Hi all,
I have targeted metabolomics data which have been normalized using the loess method. I want to ask if further data pre-processing is needed namely standardization (divide with standard deviation of each metabolite) or log transformation of each metabolite because I have huge values. The distributions look slightly skewed for some metabolites.
I want to run a network analysis using WGCNA (weighted gene co-expression network analysis) which is based on computing pairwise correlations. Thus I'm wondering if it is important to standardize or log-transform the data or apply another pre-processing approach before starting the analysis of the metabolites.
Thanks in advance for your help.
Best, Jane
Hi Kevin,
Thanks for an excellent summary!
I have a Q related to this topic, do you think both normalizing and log transformation are required or is only one of them enough?
Also, if both are needed, which one should come first, normalization or log transformation? Does that matter?
My plan is to compare the means of two groups and I want to get rid of inter-and intra-batch variations for getting the true, biological variation.
One last thing, do you believe raw-p values are informative or "multiple testing correction" is essential? If so, which method is your fav, BH or Bonferroni correction?
Thanks in advance! I hope you see my comment :D
Cheers, Nilay
Hi Nilay, we followed the 4-step filter procedure above (I just modified my post), and then always logged (natural log) followed by Z-transformed the data, prior to any downstream analysis. If you are dealing with multiple batches, this would be the best procedure, but you should additionally check for batch effects via PCA. If there are batch effects, you can remove them via
limma::removeBatchEffect()
, preferably on the log-transformed level, prior to Z-scaling.I would choose BH, as Bonferroni is too harsh.
Thaaaanks a bunch!
Btw, since log2 transformation could generate some negative values (some of my concentrations are quite low), I was planning to do a "log2(x+1)" conversion, does that sound good too?
About the steps above:
1-) CoV check: I got different results with multiple packages and manual calculations, which package do you use to calculate RSD and filter metabolites? I got NAs in some metabolites so I assume mean and SD calculation should be done excluding NAs?
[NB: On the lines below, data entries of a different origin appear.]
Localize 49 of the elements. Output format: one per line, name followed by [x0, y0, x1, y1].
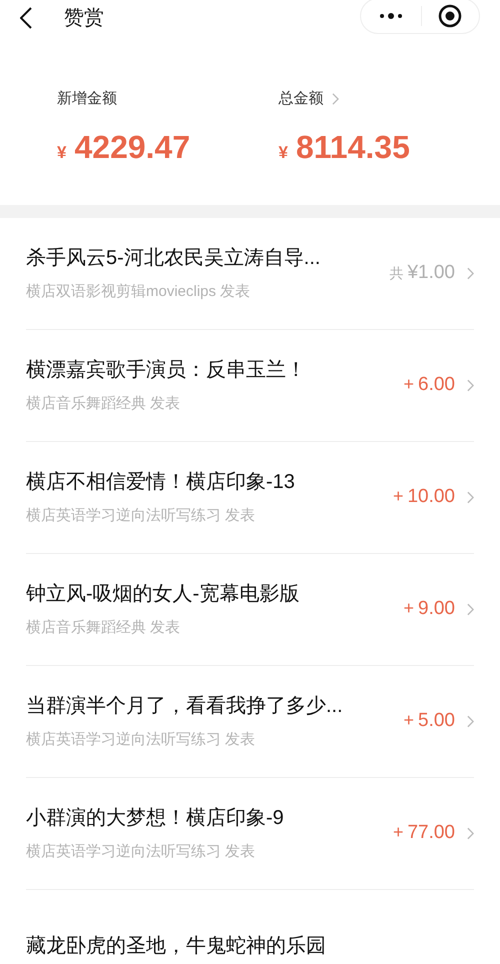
article-title: 横店不相信爱情！横店印象-13	[26, 470, 296, 496]
article-title: 当群演半个月了，看看我挣了多少...	[26, 694, 344, 720]
stat-label: 新增金额	[57, 89, 117, 109]
stat-amount: 4229.47	[74, 128, 190, 166]
reward-row[interactable]: 钟立风-吸烟的女人-宽幕电影版 横店音乐舞蹈经典 发表 + 9.00	[26, 554, 474, 666]
reward-row[interactable]: 横店不相信爱情！横店印象-13 横店英语学习逆向法听写练习 发表 + 10.00	[26, 442, 474, 554]
article-author: 横店英语学习逆向法听写练习 发表	[26, 730, 256, 750]
article-title: 横漂嘉宾歌手演员：反串玉兰！	[26, 358, 307, 384]
reward-amount: 10.00	[407, 485, 455, 510]
back-icon	[20, 7, 32, 29]
article-title: 钟立风-吸烟的女人-宽幕电影版	[26, 582, 300, 608]
reward-amount: 77.00	[407, 821, 455, 846]
article-title: 杀手风云5-河北农民吴立涛自导...	[26, 246, 322, 272]
target-icon	[438, 4, 462, 28]
amount-prefix: +	[392, 821, 404, 844]
chevron-right-icon	[332, 93, 338, 106]
reward-amount: 5.00	[418, 709, 455, 734]
amount-prefix: +	[392, 485, 404, 508]
currency-symbol: ¥	[57, 142, 66, 164]
amount-prefix: +	[404, 597, 414, 620]
reward-row[interactable]: 横漂嘉宾歌手演员：反串玉兰！ 横店音乐舞蹈经典 发表 + 6.00	[26, 330, 474, 442]
page-title: 赞赏	[64, 6, 104, 31]
article-title: 藏龙卧虎的圣地，牛鬼蛇神的乐园	[26, 934, 327, 958]
article-title: 小群演的大梦想！横店印象-9	[26, 806, 285, 832]
stat-label: 总金额	[278, 89, 324, 109]
article-author: 横店音乐舞蹈经典 发表	[26, 618, 182, 638]
more-icon	[378, 12, 404, 20]
article-author: 横店音乐舞蹈经典 发表	[26, 394, 182, 414]
reward-amount: 6.00	[418, 373, 455, 398]
chevron-right-icon	[467, 715, 474, 728]
article-author: 横店英语学习逆向法听写练习 发表	[26, 842, 256, 862]
chevron-right-icon	[467, 267, 474, 280]
currency-symbol: ¥	[278, 142, 288, 164]
reward-row[interactable]: 杀手风云5-河北农民吴立涛自导... 横店双语影视剪辑movieclips 发表 共 ¥1.00	[26, 218, 474, 330]
amount-prefix: 共	[389, 264, 404, 284]
chevron-right-icon	[467, 603, 474, 616]
reward-row[interactable]: 小群演的大梦想！横店印象-9 横店英语学习逆向法听写练习 发表 + 77.00	[26, 778, 474, 890]
chevron-right-icon	[467, 827, 474, 840]
amount-prefix: +	[404, 373, 414, 396]
article-author: 横店英语学习逆向法听写练习 发表	[26, 506, 256, 526]
chevron-right-icon	[467, 379, 474, 392]
stat-amount: 8114.35	[296, 128, 410, 166]
reward-amount: 9.00	[418, 597, 455, 622]
amount-prefix: +	[404, 709, 414, 732]
chevron-right-icon	[467, 491, 474, 504]
article-author: 横店双语影视剪辑movieclips 发表	[26, 282, 252, 302]
reward-amount: ¥1.00	[407, 261, 455, 286]
reward-row[interactable]: 当群演半个月了，看看我挣了多少... 横店英语学习逆向法听写练习 发表 + 5.00	[26, 666, 474, 778]
reward-row[interactable]: 藏龙卧虎的圣地，牛鬼蛇神的乐园	[26, 890, 474, 964]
2-) So you calculate the IQR to remove non-informative variables in other words variables that show low repeatability?
I appreciate your help, many thanks again! :)
PS: I'll use a 30% cut-off for metabolite and sample filtering, does that sound terrible or reasonable?
Hi Kevin,
I looked through the methods in your paper here: https://www.sciencedirect.com/science/article/pii/S0012369218308924 and noticed that you imputed missing data with the median peak intensity for that feature. Would you recommend imputing this way instead of using a small value eg. half the lowest value in the dataset? If so, why and do you have any papers where this method was used? Thank you!